As working-class people, as wage laborers, as members of physical and digital communities, there must be a way to reorganize our digital social lives so that we can bridge the gap between the global and the local. So much of the "local" is lost in the global digital sea. Hundreds, thousands, or hundreds of thousands of people all live within the local range of each of us, and yet the platforms we engage with thrust us into communicating with people hundreds, thousands, or hundreds of thousands of miles away. Much of this has to do with capital accumulation, you need to centralize as many people into your tent to maximize profits. This, in a way, is a form of capitalist encirclement. Our digital lives, and digital communities, are at the mercy of capitalist rule and often subjected to capitalist discipline.

I still feel this is broadly true. In the time since I made this post Hexbear has had its ups and downs, both social, and technical. We've nearly lost our domain address, we've had a fair few struggle sessions, we've debated the contradiction between posters and mods. We've seen new left communities emerge into our space, like the comrades at Anarchist Nexus. The social consciousness of places like db0 have made qualitative shifts leading to principled action to protect their community from fascists. Our own @TankieTanuki@hexbear.net is suffering from success, hosting our beloved TankieTube. We've seen the reputation of piefed (a competing solution in the Reddit-like space) have its reputation tarnished over a silly comment I made about how it works. I launched news.abolish.capital, which continues to deliver left news to roughly 50 Lemmy instances every day. I'm sure there is more I'm missing!

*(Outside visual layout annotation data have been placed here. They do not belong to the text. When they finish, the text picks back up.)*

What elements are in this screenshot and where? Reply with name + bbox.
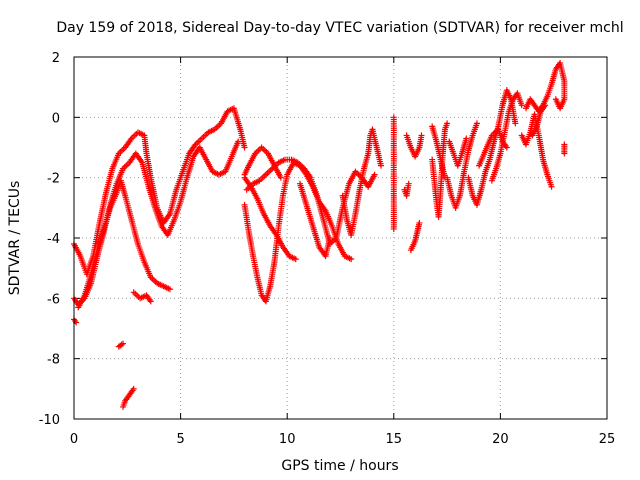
series-track-f: [120, 385, 137, 410]
data-point: [444, 120, 451, 127]
data-points: [71, 60, 568, 410]
data-point: [241, 144, 248, 151]
data-point: [120, 340, 127, 347]
series-track-n: [390, 114, 397, 232]
data-point: [378, 162, 385, 169]
data-point: [405, 180, 412, 187]
x-tick-label: 5: [176, 432, 184, 447]
data-point: [548, 183, 555, 190]
y-axis-label: SDTVAR / TECUs: [7, 181, 23, 296]
series-track-a: [71, 105, 248, 278]
y-tick-label: 2: [52, 51, 60, 66]
series-track-p: [403, 132, 425, 160]
series-track-aa: [529, 102, 549, 139]
series-track-i: [241, 174, 299, 263]
data-point: [348, 256, 355, 263]
series-track-ab: [561, 141, 568, 157]
data-point: [166, 286, 173, 293]
series-track-e: [115, 340, 127, 350]
data-point: [390, 225, 397, 232]
data-point: [503, 144, 510, 151]
series-track-x: [488, 90, 525, 184]
x-tick-label: 25: [599, 432, 616, 447]
series-track-u: [446, 135, 470, 169]
series-track-t: [444, 120, 480, 211]
y-tick-label: -10: [39, 413, 60, 428]
series-track-l: [241, 144, 284, 181]
data-point: [326, 235, 333, 241]
x-tick-label: 15: [386, 432, 403, 447]
data-point: [277, 174, 284, 181]
data-point: [235, 138, 242, 145]
data-point: [542, 102, 549, 109]
series-track-m: [339, 126, 385, 238]
series-track-s: [429, 123, 448, 181]
series-track-w: [476, 126, 510, 169]
y-tick-label: -4: [47, 232, 60, 247]
y-tick-label: -6: [47, 292, 60, 307]
series-track-j: [243, 156, 378, 248]
x-axis-label: GPS time / hours: [281, 458, 398, 474]
y-tick-label: -8: [47, 353, 60, 368]
y-tick-label: -2: [47, 172, 60, 187]
series-track-k: [296, 180, 333, 260]
data-point: [552, 96, 559, 103]
x-tick-label: 10: [279, 432, 296, 447]
axis-ticks: 0 5 10 15 20 25 -10 -8 -6 -4 -2 0 2: [39, 51, 616, 447]
data-point: [416, 219, 423, 226]
x-tick-label: 20: [492, 432, 509, 447]
data-point: [473, 120, 480, 127]
series-track-d: [130, 289, 154, 305]
data-point: [561, 141, 568, 148]
data-point: [130, 385, 137, 392]
plot-frame: [73, 56, 608, 420]
series-track-c: [75, 177, 173, 311]
y-tick-label: 0: [52, 111, 60, 126]
data-point: [512, 120, 519, 127]
data-point: [147, 298, 154, 305]
chart-title: Day 159 of 2018, Sidereal Day-to-day VTE…: [56, 20, 623, 36]
data-point: [418, 132, 425, 139]
data-point: [292, 256, 299, 263]
data-point: [371, 171, 378, 178]
series-track-o: [401, 180, 412, 199]
series-track-q: [407, 219, 423, 254]
data-point: [518, 102, 525, 109]
data-point: [463, 135, 470, 142]
x-tick-label: 0: [70, 432, 78, 447]
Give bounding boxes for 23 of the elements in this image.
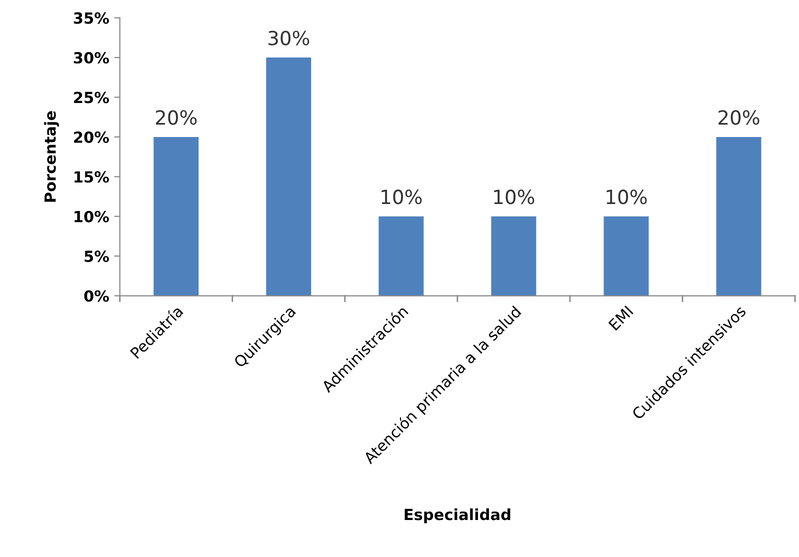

What this represents is a growing network of like-minded people, all willing to put in their own time, energy, and money, into building what I think can be called a Proletarian Network, or The Proletarian Web. An Anti-capitalist, revolutionary, network creating spaces that allow us all to communicate, educate, and uplift each other from across the world. We are a diverse, funny, skilled, and resourceful group of people to be sure!

I hesitate to prescribe what exactly The Proletarian Web is, because I think it is bigger then any single persons ideas. All I've done here is what amounts to branding. A logo and a title, to go with my observations.

I write this out as a kind of springboard. I'm currently in the process of finally putting a front page on the abolish.capital domain I bought several months ago. In doing so, it got me thinking about this idea again. I want to include a kind of, manifesto if you will, about what exactly "The Proletarian Web" is, on the site. I want to compile a list of communities and sites that constitute that idea. I want to build a hub that makes The Proletarian Web accessible to more people, to direct them to more places.

I think though, if I'm going to be doing something like that, I can't just rely on my own ideas. I think I need to hear from you, those who inhabit this space along with me. After all, this thing that is forming isn't doing so by itself in isolation. It is the accumulative efforts of all of us! I think whatever we describe The Proletarian Web to be, should be a reflection of the people who exist there.